The World War I memorial in Butte MT. In the background is a new aquatic complex and carousel in Stodden Park. According to a plaque, the memorial was dedicated in 1940, just a year before we were engulfed in another world war.

Today we may be celebrating or mourning, following the counting of ballots last night. Whether favorite candidates or issues won or lost, the sun came up this morning, if a bit later than yesterday. The hunting season is still on and we’re a step or two closer to winter.

This weekend we observe Veterans Day—twice. The official day will be on Sunday, which means the Veterans Day holiday will be on Monday.

This year, we might want to refer to Sunday as Armistice Day, as we observe the centenary of the end of the Great War, or World War I, after the horrors of the second world war eclipsed the carnage of the previous war.

While the war came to a close 100 years ago, on November 18, 1918, at the 11th hour of the 11th Day of the 11th month, we can look back at some of the mind-boggling statistics of the war.

From its start in August 1914, some 70 million people were mobilized into military service, 60 million of those from Europe.

An estimated 9 million combatants and 7 million non-combatants died as a direct result of the war.
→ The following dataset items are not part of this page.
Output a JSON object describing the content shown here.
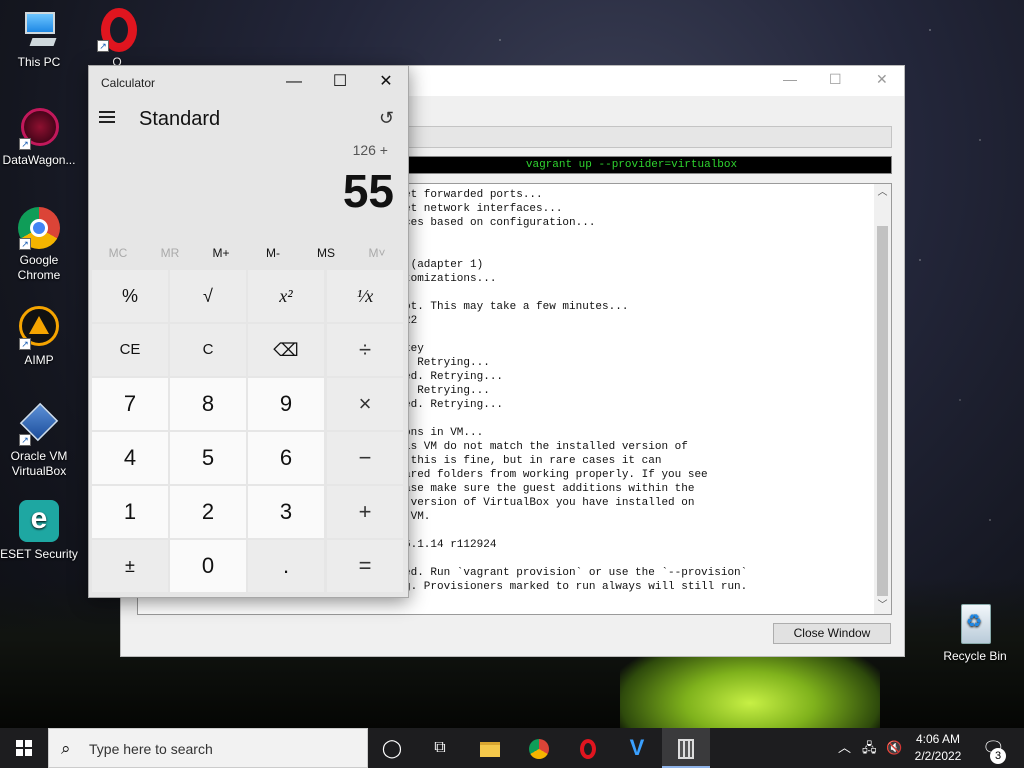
{
  "desktop": {
    "icons": [
      {
        "label": "This PC",
        "icon": "computer-icon"
      },
      {
        "label": "O",
        "icon": "opera-icon"
      },
      {
        "label": "DataWagon...",
        "icon": "datawagon-icon"
      },
      {
        "label": "Google Chrome",
        "icon": "chrome-icon"
      },
      {
        "label": "AIMP",
        "icon": "aimp-icon"
      },
      {
        "label": "Oracle VM VirtualBox",
        "icon": "virtualbox-icon"
      },
      {
        "label": "ESET Security",
        "icon": "eset-icon"
      },
      {
        "label": "Recycle Bin",
        "icon": "recycle-bin-icon"
      }
    ]
  },
  "background_window": {
    "command": "vagrant up --provider=virtualbox",
    "log_lines": [
      "et forwarded ports...",
      "et network interfaces...",
      "ces based on configuration...",
      "",
      "",
      " (adapter 1)",
      "tomizations...",
      "",
      "ot. This may take a few minutes...",
      "22",
      "",
      "key",
      ". Retrying...",
      "ed. Retrying...",
      ". Retrying...",
      "ed. Retrying...",
      "",
      "ons in VM...",
      "is VM do not match the installed version of",
      " this is fine, but in rare cases it can",
      "ared folders from working properly. If you see",
      "ase make sure the guest additions within the",
      " version of VirtualBox you have installed on",
      " VM.",
      "",
      "6.1.14 r112924",
      "",
      "ed. Run `vagrant provision` or use the `--provision`",
      "g. Provisioners marked to run always will still run."
    ],
    "close_label": "Close Window"
  },
  "calculator": {
    "title": "Calculator",
    "mode": "Standard",
    "expression": "126 +",
    "display": "55",
    "memory": {
      "mc": "MC",
      "mr": "MR",
      "mplus": "M+",
      "mminus": "M-",
      "ms": "MS",
      "mlist": "M˅"
    },
    "keys": {
      "percent": "%",
      "sqrt": "√",
      "square": "x²",
      "reciprocal": "¹⁄x",
      "ce": "CE",
      "c": "C",
      "backspace": "⌫",
      "divide": "÷",
      "n7": "7",
      "n8": "8",
      "n9": "9",
      "multiply": "×",
      "n4": "4",
      "n5": "5",
      "n6": "6",
      "minus": "−",
      "n1": "1",
      "n2": "2",
      "n3": "3",
      "plus": "+",
      "negate": "±",
      "n0": "0",
      "decimal": ".",
      "equals": "="
    }
  },
  "taskbar": {
    "search_placeholder": "Type here to search",
    "time": "4:06 AM",
    "date": "2/2/2022",
    "notification_count": "3"
  }
}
Near the end of the conflict the great flu epidemic swept around the world, in part because of large numbers of people crowded together in military facilities, troop ships and the like, leading to the death of between 50 and 100 million people.

The United States tried to stay out of the war, with President Woodrow Wilson saying that America was “too proud to fight.” Wilson campaigned for reelection in 1916, with a campaign slogan of “He kept us out of the war.”

In 1917, Germany resumed unrestricted submarine warfare, following a suspension of attacks on passenger ships after the sinking of the British liner Lusitania in 1915. In addition, news came out of the Zimmerman telegram, in which the German foreign minister invited Mexico to attack the U.S. and recover the territories of Texas, New Mexico and Arizona. Wilson called for a declaration of war on April 2, 1917, and Congress passed the declaration four days later.

It takes a long period to mobilize an army. Congress passed a Selective Service Act, drafting 2.8 million men, but it wasn’t until summer 1918 when U.S. troops began to arrive in force in Europe.

While American forces came late to the war, the infusion of fresh troops, backed by fresh money, turned the tide of war and in October many of Germany’s allies signed separate armistice agreements. Finally, at 5 a.m. on November 11, an armistice agreement was signed in a railroad carriage at Compiegne, France, with a cease-fire to take effect six hours later.

In the aftermath of the war, empires disappeared, including German, Austro-Hungarian, Ottoman and Russian. Royal dynasties, such as the Romanovs, Hohenzollenrns, Habsburgs and Ottomans, collapsed. The Communist Revolution displaced the Russian monarchy.

Poland and Finland emerged as independent countries. The Balkan countries of Serbia, Croatia and Slovenia became Yugoslavia. Parts of the kingdoms of Bohemia and Hungary became Czechoslovakia.

Sadly, the “War to end all wars” laid the basis for unrest and grudges that led, inevitably, to World War II, in 1939.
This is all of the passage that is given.